Borsellino, i tre agenti a giudizio per depistaggio
Caltanissetta Rinviati a giudizio i tre funzionari dello Stato accusati di aver “imbeccato” il falso pentito Vincenzo Scarantino Favoreggiamento Bo, Mattei e Ribaudo devono rispondere di calunnia con l’aggravante di aver agevolato Cosa Nostra
A26 anni dalla strage che costò la vita a Paolo Borsellino e cinque agenti della sua scorta, dopo due decenni di indagini, un pentito farlocco e“ammaestrato” (Scarantino), e un nuovo collaboratore (Gaspare Spatuzza) che autoaccusandosi del furto della 126 redistribuisce le responsabilità degli esecutori, il primo dibattimento per il depistaggio di via D’Amelio ribalta gli schemi dei processi di mafia: la prima udienza fissata per il prossimo 5 novembre vedrà alla sbarra tre uomini dello Stato con i mafiosi ad interpretare l’inedito ruolo di parti civili con tanto di richieste di risarcimenti per decine di milioni di euro.
A FISSAREla data è stata il gup nisseno Gabriella Luparello che ieri ha rinviato a giudizio i tre che nel ’92 facevano parte del gruppo Falcone-Borsellino, creato ad hoc per indagare sulle stragi. Sono il funzionario Mario Bo, che prese il posto di Arnaldo La Barbera (poi deceduto per un tumore nel 2002) a capo della squadra investigativa, e due sottufficiali: gli ispettori Fabrizio Mattei e Michele Ribaudo.

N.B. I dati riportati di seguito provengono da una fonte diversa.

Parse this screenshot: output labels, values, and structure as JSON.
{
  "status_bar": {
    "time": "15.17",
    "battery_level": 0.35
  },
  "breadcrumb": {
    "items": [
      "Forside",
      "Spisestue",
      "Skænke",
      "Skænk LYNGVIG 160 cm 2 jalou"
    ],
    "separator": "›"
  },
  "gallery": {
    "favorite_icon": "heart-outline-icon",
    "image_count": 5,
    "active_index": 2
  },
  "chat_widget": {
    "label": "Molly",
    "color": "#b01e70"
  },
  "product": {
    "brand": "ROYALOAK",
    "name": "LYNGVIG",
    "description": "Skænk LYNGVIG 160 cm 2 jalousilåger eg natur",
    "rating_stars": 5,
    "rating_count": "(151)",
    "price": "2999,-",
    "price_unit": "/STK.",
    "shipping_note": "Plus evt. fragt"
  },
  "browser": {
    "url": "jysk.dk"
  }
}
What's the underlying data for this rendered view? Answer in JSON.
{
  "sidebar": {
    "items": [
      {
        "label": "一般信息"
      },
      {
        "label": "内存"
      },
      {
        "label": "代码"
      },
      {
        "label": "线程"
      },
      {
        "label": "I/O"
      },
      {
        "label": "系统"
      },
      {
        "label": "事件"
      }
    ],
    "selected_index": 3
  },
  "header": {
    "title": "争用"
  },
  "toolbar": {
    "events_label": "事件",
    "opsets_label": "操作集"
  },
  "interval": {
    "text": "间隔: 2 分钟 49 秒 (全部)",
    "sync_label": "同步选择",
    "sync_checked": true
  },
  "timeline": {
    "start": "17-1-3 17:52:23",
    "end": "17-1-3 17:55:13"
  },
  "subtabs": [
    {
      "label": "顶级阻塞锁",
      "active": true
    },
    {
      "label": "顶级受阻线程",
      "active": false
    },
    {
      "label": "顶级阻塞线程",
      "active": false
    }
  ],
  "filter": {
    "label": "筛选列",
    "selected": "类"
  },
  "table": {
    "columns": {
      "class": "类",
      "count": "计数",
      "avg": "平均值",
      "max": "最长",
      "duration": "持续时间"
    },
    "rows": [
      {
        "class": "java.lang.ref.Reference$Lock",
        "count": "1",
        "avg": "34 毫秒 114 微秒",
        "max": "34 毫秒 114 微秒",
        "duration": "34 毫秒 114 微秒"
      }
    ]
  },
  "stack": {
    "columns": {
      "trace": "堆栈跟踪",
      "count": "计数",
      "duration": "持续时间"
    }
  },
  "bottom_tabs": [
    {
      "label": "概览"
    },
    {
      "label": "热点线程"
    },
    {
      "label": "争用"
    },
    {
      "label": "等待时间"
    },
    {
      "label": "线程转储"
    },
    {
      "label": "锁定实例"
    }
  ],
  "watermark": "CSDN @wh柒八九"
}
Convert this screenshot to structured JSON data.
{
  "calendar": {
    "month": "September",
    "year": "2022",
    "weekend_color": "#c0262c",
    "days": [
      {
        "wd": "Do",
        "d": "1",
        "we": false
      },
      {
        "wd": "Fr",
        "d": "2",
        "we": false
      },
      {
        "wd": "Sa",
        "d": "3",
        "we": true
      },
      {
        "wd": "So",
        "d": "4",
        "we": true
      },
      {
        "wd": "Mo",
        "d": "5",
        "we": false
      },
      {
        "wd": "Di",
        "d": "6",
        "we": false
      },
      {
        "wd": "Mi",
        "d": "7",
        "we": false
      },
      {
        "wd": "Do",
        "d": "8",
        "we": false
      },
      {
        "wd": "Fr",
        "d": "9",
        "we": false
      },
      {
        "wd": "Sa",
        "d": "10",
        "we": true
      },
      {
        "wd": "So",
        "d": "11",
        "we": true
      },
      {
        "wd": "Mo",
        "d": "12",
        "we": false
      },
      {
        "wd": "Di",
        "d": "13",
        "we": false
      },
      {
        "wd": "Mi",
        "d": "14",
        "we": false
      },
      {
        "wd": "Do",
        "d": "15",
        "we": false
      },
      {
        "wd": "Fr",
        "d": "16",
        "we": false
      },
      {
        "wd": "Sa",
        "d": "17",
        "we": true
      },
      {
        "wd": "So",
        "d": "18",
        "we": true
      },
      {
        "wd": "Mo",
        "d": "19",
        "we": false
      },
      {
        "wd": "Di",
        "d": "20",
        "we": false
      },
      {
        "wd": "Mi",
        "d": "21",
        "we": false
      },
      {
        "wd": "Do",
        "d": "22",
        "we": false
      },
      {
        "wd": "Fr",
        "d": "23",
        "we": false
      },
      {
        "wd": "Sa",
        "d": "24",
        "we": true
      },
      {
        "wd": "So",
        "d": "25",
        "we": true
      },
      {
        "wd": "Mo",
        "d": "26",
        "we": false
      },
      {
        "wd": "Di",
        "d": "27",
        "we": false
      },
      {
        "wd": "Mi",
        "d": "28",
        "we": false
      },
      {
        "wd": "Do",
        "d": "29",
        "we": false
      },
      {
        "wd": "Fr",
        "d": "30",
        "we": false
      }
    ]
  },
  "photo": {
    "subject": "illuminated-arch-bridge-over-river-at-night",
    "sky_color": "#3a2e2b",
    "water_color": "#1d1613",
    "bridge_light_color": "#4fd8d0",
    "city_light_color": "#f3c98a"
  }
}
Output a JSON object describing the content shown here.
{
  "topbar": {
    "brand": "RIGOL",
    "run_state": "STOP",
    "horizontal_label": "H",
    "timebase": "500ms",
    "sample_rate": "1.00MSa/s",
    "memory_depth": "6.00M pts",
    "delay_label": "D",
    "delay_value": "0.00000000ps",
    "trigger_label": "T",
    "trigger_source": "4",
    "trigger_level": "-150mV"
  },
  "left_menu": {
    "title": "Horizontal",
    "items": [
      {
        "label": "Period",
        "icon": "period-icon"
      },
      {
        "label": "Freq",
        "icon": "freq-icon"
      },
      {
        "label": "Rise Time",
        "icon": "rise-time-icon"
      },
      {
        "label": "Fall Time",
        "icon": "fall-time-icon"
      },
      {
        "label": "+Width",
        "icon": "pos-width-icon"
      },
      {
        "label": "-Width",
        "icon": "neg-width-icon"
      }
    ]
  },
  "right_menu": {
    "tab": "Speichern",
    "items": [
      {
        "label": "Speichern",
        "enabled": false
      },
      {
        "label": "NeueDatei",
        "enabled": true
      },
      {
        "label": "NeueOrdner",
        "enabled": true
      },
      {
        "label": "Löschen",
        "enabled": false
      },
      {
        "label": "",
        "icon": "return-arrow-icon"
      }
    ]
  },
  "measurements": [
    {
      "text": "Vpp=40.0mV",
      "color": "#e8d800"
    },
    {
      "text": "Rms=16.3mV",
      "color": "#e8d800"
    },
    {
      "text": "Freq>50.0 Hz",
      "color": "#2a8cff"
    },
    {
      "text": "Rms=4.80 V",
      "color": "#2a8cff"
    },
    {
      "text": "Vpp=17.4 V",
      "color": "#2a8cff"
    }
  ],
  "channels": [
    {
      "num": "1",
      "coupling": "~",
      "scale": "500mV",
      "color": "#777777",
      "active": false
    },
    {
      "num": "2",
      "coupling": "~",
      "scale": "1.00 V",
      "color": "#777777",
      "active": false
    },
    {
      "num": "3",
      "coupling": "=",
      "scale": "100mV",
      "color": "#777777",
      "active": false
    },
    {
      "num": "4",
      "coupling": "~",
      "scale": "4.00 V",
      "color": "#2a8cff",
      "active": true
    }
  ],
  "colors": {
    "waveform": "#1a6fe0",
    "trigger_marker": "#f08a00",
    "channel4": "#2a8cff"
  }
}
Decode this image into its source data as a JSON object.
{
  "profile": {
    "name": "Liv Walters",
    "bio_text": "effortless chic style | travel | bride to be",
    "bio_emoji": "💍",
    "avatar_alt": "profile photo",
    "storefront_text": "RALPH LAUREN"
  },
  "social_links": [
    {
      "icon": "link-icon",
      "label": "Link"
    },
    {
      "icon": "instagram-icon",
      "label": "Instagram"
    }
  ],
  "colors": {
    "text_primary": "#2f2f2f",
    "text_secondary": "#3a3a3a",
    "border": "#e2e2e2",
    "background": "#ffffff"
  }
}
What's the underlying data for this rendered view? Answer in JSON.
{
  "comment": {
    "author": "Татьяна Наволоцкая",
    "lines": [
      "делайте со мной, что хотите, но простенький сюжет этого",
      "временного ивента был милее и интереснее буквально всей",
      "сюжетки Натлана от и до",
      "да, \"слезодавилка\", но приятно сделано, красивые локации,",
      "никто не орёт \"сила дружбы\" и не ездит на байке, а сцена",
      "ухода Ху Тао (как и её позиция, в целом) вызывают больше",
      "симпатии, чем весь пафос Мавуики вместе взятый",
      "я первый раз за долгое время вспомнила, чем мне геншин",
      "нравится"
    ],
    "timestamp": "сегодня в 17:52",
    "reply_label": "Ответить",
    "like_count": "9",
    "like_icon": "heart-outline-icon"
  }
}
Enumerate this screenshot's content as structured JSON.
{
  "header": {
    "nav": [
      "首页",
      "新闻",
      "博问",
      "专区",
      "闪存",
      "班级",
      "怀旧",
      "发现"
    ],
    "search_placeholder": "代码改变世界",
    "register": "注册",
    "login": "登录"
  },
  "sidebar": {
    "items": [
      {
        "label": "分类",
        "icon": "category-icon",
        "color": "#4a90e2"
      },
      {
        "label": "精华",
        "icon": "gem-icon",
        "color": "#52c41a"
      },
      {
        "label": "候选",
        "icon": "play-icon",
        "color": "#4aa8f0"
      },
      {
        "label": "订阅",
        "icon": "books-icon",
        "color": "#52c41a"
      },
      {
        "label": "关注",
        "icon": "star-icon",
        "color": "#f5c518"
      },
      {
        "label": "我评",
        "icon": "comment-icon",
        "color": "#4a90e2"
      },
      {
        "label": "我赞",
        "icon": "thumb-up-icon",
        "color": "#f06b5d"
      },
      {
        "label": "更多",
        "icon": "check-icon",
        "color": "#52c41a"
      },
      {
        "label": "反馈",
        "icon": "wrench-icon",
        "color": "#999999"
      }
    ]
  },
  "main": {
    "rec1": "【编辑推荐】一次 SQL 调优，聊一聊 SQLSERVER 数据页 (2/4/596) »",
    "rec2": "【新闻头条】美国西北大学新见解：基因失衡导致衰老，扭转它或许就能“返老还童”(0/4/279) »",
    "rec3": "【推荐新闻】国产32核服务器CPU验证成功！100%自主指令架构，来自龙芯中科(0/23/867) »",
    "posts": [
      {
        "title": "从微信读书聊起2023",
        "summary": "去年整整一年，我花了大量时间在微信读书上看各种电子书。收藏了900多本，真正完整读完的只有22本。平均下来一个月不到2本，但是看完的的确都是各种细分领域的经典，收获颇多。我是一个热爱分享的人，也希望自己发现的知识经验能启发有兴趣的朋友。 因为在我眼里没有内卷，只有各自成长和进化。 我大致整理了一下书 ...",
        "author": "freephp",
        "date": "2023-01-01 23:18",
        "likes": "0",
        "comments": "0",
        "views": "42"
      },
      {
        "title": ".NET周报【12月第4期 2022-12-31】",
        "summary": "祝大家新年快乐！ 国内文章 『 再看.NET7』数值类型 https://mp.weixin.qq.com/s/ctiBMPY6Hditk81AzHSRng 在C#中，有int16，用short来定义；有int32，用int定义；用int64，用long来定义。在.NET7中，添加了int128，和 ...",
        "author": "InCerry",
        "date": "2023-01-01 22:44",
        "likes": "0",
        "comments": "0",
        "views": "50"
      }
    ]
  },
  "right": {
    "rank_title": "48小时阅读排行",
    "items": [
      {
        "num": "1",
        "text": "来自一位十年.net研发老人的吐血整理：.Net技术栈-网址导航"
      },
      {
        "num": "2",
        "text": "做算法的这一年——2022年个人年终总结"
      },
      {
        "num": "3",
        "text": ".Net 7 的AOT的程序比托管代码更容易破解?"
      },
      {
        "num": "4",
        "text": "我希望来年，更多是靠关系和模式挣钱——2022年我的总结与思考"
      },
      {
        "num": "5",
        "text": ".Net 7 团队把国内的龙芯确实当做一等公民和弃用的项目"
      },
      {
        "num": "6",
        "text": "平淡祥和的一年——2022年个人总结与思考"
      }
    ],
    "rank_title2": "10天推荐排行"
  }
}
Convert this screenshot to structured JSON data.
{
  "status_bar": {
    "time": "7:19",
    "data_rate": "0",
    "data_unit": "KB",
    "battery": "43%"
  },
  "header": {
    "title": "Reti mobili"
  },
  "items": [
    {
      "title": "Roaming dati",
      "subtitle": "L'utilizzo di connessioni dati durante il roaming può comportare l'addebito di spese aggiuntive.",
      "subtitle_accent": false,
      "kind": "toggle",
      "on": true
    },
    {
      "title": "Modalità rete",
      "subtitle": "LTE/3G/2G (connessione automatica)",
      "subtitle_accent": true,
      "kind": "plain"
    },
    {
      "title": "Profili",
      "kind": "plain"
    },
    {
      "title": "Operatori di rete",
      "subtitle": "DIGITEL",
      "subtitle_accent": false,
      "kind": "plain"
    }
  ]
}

Sono tutti sono accusati di concorso in calunnia con l’aggravante di aver agevolato con la loro condotta Cosa nostra.
Nella inedita veste di parte civile si costituiranno i mafiosi, o presunti tali, ritenuti vicini alla famiglia della Guadagna, Gaetano Scotto (attualmente indagato per l’omicidio dell’agente Nino Agostino e di sua moglie), Cosimo Vernengo, Giuseppe La Mattina, Natale Gambino, Giuseppe Urso e Gaetano Murana. Sei imputati che a partire dal ’94 furono accusati ingiustamente della strage Borsellino dal falso teste Vincenzo Scarantino e dopo aver subito una condanna penale sono stati recentemente assolti dalla orte d’Appello di Catania chiamata a “rimediare” al più clamoroso de- pistaggio della giustizia italiana, così come fu definito lo sviamento delle indagini su via D’Amelio dall’ex procuratore nisseno Sergio Lari. Oggi i sei sono “parte offesa” del reato di calunnia commesso dai poliziotti e chiedono 50 milioni di euro di risarcimento al ministero dell’Interno e alla Presidenza del consiglio dei ministri, chiamati in causa in questo procedimento come “responsabile civile”. Nel processo si sono costituiti parte civile anche i tre figli di Borsellino, il fratello Salvatore e i figli della sorella Adele, dece- duta qualche tempo fa. Ieri in udienza, anche il Comune di Palermo e i figli di Rita Borsellino avevano chiesto di costituirsi parte civile contro i poliziotti, ma il giudice ha ritenuto “tardive” le istanze, che potranno comunque essere ribadite alla prima udienza del processo. L’ennesimo appello agli imputati è stato lanciato ieri da Fiammetta Borsellino, la figlia minore del giudice assassinato: “La verità verrà fuori solo se loro parlano e rompono questo muro di omertà.
QUESTO è un inizio, nella consapevolezza che ci sono grossi pezzi dello Stato implicati in questa vicenda. E lo stesso Pm Stefano Luciani, riferendosi ai poliziotti imputati, si è chiesto ‘’come mai queste persone ricoprano ancora incarichi e non siano state sospese dal servizio. Gli illeciti sono evidenti. Come e' possibile che i magistrati non si siano accorti – ha concluso Fiammetta Borsellino – di quello che stava accadendo?”
Concentrandosi in larga parte sulle responsabilità dei tre poliziotti nella fase dell’indottrinamento di Scarantino (e solo per Bo anche in quella della formazione del pentimento a Pianosa) il depistaggio preso in esame dal processo non esaurisce però tutti i dubbi sollevati dalla sentenza del quater, a partire dalle fasi immediatamente successive alla strage, dal ruolo del questore La Barbera, che i giudici ritengono coinvolto nel depistaggio per il suo ruolo negazionista sull’agenda rossa, alla velina del Sisde che il 13 agosto ’92, a neanche un mese dalla strage, indicando “fonti investigative”, rivelava l’esatta ubicazione (il garage di Giuseppe Orofino) del luogo in cui vennero rubate le targhe apposte all’autobomba.